Last, subjects were asked to comment freely on the interface. We just report one comment that is certainly representative of the impression given by such a device: The contact of fingers on a face is a particular gesture that we neither often nor easily make (You do not let people easily touch your face). Luckily, this uncomfortable impression does not last very long. After a few trials, you feel like a sculptor working with clay'. . .

5. Conclusion

The interface presented in this paper was based on the idea that giving access to a tactile interaction with a head-shaped interface could engage users in a deep and sensitive experience. The results of the experiments show that usability is satisfactory even though some of the technical aspects could be improved. More importantly, the observation of the subjects and the analysis of the questionnaire confirm that users have experienced the interface as an appealing device for affective communication. Some of the users have even start talking with the interface Come on! Close your mouth... in situation where they could not make it look as they wished.

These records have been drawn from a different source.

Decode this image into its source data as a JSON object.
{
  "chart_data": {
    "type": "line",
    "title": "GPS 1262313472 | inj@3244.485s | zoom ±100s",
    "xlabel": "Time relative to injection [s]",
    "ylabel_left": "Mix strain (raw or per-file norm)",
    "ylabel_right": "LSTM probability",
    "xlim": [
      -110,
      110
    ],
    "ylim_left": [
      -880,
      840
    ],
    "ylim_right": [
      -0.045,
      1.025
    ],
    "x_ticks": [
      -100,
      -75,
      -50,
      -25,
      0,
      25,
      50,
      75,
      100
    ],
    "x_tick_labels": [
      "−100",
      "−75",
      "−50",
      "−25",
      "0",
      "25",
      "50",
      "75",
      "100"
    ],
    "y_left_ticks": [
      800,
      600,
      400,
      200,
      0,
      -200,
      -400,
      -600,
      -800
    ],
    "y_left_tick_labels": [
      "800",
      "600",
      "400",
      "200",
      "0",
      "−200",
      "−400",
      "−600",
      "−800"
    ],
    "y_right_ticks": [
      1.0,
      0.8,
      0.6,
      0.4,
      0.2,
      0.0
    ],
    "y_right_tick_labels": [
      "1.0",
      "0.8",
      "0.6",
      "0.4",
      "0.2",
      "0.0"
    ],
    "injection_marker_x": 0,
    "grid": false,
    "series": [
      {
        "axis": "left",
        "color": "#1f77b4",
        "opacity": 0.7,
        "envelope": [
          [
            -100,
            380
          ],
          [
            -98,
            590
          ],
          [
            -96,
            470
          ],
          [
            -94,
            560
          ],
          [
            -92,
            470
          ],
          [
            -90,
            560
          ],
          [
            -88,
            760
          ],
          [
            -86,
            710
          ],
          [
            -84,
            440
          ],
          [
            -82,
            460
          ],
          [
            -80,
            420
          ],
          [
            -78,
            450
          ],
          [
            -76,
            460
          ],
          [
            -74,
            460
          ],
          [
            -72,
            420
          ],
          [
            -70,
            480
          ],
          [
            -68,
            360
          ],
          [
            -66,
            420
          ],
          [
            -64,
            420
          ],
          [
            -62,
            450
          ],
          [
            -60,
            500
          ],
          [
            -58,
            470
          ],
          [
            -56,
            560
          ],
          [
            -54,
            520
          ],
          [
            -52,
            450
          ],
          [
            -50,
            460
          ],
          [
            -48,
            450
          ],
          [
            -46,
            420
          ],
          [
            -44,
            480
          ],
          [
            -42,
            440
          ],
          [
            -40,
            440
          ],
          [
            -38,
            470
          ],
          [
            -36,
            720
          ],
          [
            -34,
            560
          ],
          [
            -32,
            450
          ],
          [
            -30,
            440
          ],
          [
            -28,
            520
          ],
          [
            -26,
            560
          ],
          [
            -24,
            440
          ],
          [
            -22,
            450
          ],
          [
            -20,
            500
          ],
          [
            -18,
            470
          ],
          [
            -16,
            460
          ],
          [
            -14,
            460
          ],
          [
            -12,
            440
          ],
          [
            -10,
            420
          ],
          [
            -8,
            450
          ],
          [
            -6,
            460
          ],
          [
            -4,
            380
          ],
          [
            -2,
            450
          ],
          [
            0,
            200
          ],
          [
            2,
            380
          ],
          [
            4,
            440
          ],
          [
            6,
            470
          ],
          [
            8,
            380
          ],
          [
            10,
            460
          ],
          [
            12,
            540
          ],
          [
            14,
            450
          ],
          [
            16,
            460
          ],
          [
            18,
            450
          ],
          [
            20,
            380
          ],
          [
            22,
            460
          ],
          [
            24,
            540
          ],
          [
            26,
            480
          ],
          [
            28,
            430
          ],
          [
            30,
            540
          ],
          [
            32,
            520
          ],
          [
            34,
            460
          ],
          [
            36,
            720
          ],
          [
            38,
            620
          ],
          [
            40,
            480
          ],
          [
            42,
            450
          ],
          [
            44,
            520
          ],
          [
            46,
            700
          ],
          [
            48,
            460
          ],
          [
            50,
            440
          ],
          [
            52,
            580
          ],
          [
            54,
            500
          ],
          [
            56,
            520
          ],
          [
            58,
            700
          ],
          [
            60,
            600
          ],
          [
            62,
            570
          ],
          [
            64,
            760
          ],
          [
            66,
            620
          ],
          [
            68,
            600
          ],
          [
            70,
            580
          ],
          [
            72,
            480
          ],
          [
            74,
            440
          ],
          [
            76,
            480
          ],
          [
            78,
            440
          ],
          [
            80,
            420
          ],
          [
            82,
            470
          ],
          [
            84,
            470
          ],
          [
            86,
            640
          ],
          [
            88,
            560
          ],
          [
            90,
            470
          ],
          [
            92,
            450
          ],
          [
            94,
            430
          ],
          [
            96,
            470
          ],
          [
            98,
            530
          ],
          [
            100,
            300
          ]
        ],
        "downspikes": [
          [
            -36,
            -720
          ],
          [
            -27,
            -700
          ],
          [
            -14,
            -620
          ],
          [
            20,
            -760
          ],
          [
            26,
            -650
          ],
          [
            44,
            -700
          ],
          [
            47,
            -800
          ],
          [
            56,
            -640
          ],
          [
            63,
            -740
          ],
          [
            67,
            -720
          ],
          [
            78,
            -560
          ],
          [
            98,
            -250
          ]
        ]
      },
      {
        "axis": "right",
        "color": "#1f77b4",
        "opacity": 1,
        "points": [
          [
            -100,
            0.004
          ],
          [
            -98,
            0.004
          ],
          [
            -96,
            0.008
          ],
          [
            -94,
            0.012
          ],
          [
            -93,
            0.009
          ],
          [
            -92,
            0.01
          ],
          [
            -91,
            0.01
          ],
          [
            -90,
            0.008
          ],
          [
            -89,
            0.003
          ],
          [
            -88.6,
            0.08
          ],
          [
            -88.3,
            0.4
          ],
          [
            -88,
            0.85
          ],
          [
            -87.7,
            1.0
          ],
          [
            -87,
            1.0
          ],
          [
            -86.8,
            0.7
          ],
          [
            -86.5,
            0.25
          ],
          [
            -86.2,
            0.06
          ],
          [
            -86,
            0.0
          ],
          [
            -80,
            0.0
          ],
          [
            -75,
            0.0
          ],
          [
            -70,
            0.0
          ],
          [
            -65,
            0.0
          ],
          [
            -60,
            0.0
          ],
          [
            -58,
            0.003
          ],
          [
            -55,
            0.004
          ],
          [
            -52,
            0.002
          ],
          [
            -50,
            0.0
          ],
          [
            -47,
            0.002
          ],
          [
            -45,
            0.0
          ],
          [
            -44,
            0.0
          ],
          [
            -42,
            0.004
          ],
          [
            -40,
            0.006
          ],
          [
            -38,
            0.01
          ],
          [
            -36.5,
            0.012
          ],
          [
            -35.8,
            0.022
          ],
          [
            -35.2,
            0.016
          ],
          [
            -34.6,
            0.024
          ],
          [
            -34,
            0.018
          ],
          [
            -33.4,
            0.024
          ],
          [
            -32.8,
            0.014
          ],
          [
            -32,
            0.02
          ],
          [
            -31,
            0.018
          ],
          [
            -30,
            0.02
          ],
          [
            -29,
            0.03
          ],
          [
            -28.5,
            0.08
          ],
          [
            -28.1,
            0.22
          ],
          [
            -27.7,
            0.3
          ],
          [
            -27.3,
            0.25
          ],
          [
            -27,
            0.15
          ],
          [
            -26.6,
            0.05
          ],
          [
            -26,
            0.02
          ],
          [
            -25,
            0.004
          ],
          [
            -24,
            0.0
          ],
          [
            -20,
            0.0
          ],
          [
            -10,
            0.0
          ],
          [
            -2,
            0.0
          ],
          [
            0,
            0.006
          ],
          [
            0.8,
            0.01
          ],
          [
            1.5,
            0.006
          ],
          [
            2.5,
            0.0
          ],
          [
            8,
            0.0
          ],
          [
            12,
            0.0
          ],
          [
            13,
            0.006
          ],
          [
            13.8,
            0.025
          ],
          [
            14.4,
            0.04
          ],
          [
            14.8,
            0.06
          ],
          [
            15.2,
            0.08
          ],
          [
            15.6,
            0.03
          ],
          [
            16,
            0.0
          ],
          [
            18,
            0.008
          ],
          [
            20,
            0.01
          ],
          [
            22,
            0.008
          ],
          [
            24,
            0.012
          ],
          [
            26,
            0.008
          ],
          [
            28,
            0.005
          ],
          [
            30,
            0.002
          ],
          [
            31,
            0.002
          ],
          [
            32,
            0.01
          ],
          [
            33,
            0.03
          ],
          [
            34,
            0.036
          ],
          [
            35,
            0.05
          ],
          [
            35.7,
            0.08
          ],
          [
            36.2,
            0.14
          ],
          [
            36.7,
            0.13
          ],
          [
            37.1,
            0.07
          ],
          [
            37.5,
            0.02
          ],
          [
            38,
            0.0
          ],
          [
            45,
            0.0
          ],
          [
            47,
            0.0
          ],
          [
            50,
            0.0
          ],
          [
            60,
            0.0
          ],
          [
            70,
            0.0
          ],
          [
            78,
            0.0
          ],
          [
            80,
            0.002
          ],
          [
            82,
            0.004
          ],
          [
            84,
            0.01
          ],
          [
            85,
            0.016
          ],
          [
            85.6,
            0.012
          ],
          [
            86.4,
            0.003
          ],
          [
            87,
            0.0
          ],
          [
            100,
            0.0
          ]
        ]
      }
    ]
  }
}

More applications should be conducted in the near future to evaluate the interface for interpersonal communication and telepresence. The first experiments reported here show that the characteristics of the device are a good starting point for further investigations in its use for affective communication.

6. Acknowledgements

Many thanks to Clarisse Beau, Vincent Bourdin, Laurent Pointal and Sébastien Rieublanc (LIMSI-CNRS) for their help in the design of the interface; Jean-Noël Montagné (Centre de Ressources Art Sensitif), Francis Bras, and Sandrine Chiri (Interface Z) for their help on sensitive interfaces; Catherine Pelachaud (Univ. Paris 8) for her help on ECAs. This work is supported by LIMSI-CNRS Talking Head action coordinated by Jean-Claude Martin.

External References

  1. K. Hinckley, R. Pausch, J. C. Goble, and N. F.Kassell. Passive real-world interface props for neurosurgical visualization. In CHI '94 : Proceedings of the SIGCHI conference on Human factors in computing systems , pages 452-458, New York, NY, USA, 1994. ACM Press.
  2. A. Paiva, G. Andersson, K. Höök, D. Mourao, M. Costa, and C. Martinho. Sentoy in Fantasya. Designing an affective sympathetic interface to a computer game. Personal Ubiquitous Comput. , 6(5-6) :378-389, 2002.
  3. P. Ekman, and W.V. Friesen. Facial action coding system: A technique for the measurement of facial movement. Consulting Psychologists Press, Palo Alto, CA, USA, 1978.
  4. N. Tsapatsoulis, A. Raouzaiou, S. Kollias, R. Crowie, E. Douglas-Cowie. Emotion recognition and synthesis based on MPEG-4 FAPs. In I.S. Pandzic, R. Forchheimer, eds.: MPEG-4 Facial Animation. Wiley, Chichester, UK, 141-167, 2002.

Internal References

  1. Jacquemin, C. (2007). Pogany: A tangible cephalomorphic interface for expressive facial animation. In Proceedings, second International Conference on Affective Computing and Intelligent Interaction, ACII '2007, Lisbon, Portugal.
  2. Jacquemin, C. (2007). Headshaped tangible interface for affective expression. In Proceedings, 21st British HCI Group Annual Conference, HCI '2007, Lancaster, UK.